Olayları içinden izleyen gözlemcilerin bulunduğu bir topluluktaki tartışmalara tanık oldum geçenlerde.
Bir bölümünü aktarayım...
- İktidar dershanelerin üzerine giderek hata yaptı. Dershaneler gündeme gelmeseydi, Cemaatin sözcüleri ve yargıdaki adamları Erdoğan'ın ve iktidarın üzerine gitmezlerdi.
- İyi ki bu dershaneler tartışması gündeme geldi ve böylece kimin ne olduğu erken anlaşıldı... Ya bundan iki yıl sonraya ertelenseydi bu ayrışma ve bu sürede, Cemaatin devlet içindeki örgütlenmesi daha da güçlenmiş olsaydı? Fethullah Gülen'in bedduası iyi ki şimdi yansıdı kamuoyuna ve gerçek düşünceler böylece çok iyi anlaşıldı.
Takiyye ile uyum...
- Devlet içindeki örgütlenme cemaatin çıkarlarına aykırı bir gelişme olmadığı sürece iktidarlara karşı bir eylemde kullanılmıyor ki... Bu tür yapılarda temel politika, devlet gücünü elinde tutanlarla uyumlu davranmaktır.
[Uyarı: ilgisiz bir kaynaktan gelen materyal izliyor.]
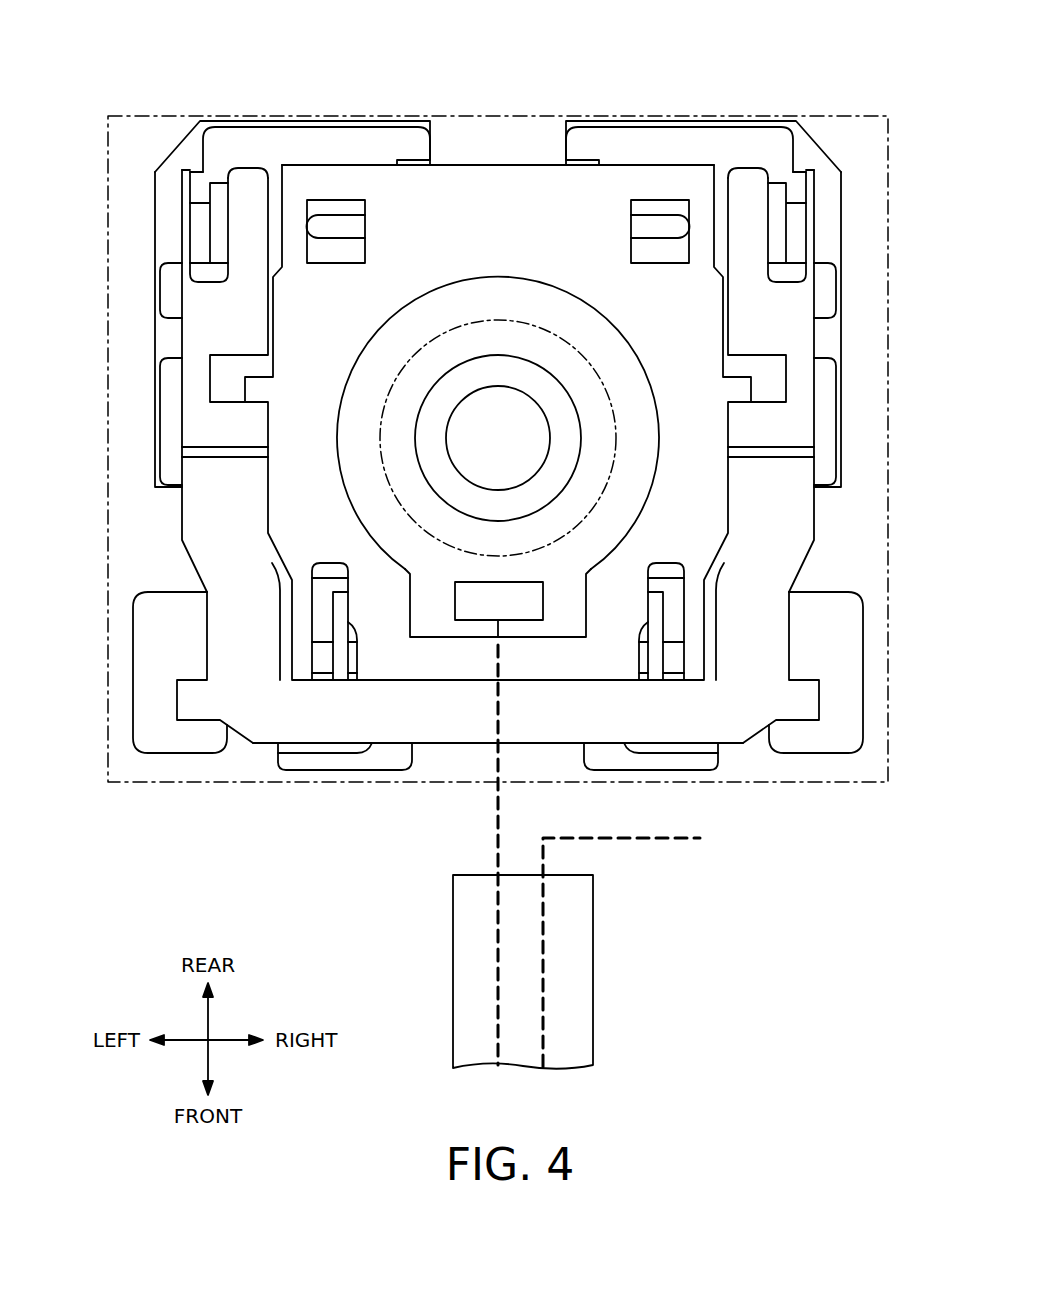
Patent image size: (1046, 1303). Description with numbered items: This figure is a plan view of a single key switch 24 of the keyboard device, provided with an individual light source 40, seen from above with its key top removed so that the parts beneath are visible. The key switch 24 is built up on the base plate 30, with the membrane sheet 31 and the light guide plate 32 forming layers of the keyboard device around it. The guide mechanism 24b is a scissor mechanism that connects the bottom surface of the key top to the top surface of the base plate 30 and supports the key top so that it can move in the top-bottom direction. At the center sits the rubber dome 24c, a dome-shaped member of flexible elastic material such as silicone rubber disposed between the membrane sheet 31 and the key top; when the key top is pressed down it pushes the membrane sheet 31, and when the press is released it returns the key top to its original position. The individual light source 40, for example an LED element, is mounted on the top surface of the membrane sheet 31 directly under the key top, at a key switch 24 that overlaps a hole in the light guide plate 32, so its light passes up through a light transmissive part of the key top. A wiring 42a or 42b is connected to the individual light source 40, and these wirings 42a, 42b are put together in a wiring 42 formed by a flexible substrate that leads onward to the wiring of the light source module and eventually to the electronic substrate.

The key switch 24 is at (167, 50).
The guide mechanism 24b is at (393, 665).
The rubber dome 24c is at (490, 320).
The base plate 30 is at (168, 220).
The membrane sheet 31 is at (637, 427).
The light guide plate 32 is at (308, 143).
The individual light source 40 is at (473, 603).
The wiring 42 is at (585, 992).
The wiring 42a is at (493, 963).
The wiring 42b is at (663, 845).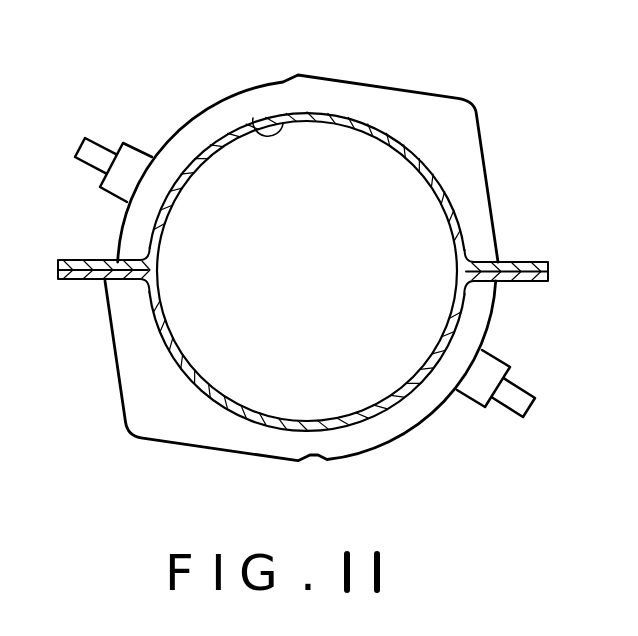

Nitekim Erbakan'ı değil Mesut Yılmaz'ı tutmadılar mı 28 Şubat post-modern darbesinde? AK Parti de Cemaatin dershaneler damarına basmasaydı, bu gerçek düşüncelerini daha yıllarca gizleyebilirlerdi...
- Bu modelin sözlükteki karşılığı "Takiyye" değil midir peki? Ve sürekli takiyye yaparak o anda güçlü olanlara uyum göstermek ve içinden de bu güçlülerin dünya görüşlerinin İslam'ın temel kurallarına aykırı olduğunu düşünmek, dini bir topluluk üyelerinin ruh sağlığını olumsuz etkilemez mi? Her akşam yalnız kaldıklarında "Allah'ım güçlülere uyumlu görünmek için yaptıklarımı affet" diyerek, bunalımlar mı geçiriyorlardır?
CHP'nin takiyyesi
- Olabilir ama dini bir cemaat siyasete karıştığı zaman bu gibi durumların olması kaçınılmazdır. Ve neticede Kemalist ideoloji doğrultusunda dini cemaatlerin siyasete karışmalarını kabul etmemesi gereken CHP'nin, şu anda Tayyip Erdoğan'a karşı Cemaatin yanında yer alması asıl takiyye değil mi?
-CHP'nin bu tutumunun derininde takiyye olsa da aslında bu durum yetersizlikten kaynaklanıyor. Halktan oy almak için alternatif siyasetler ve projeler üretemediklerinden, Erdoğan'a karşı olan ne varsa ona sarılıyorlar. Suriye'de Esad'ı, Mısır'da Sisi'yi, Türkiye'de Ergenekon'u, Gezi kalkışmasını kendilerine yakın buluyorlar. Şimdi de Cemaate can simidine sarılır gibi sarıldılar. Bakarsın seçim vaatlerine "Her mahalleye bir dershane" ve "Her lokantanın menüsüne maklube" gibi maddeler de koyarlar.
Laikliğin önemi
Bu içerikli tartışma uzayıp gidiyordu. Bunları dinlerken ben de, olup bitenlerden kendi bakış açımı şöyle kattım tartışma zeminine...
- Bu gelişmelerden Başbakan Erdoğan'ın aldığı ders eğer laikliğin toplumsal barış ve uzlaşma için önemini anlamak şeklinde olduysa, bu olup bitenler hayırlıdır... Neticede dünyevi siyasete dini cemaatler el uzattıkları zaman, yargı bile şirazesinden çıkıyor. Ülkenin gelişmesi ve istikrarı bedduaların hedefi oluveriyor.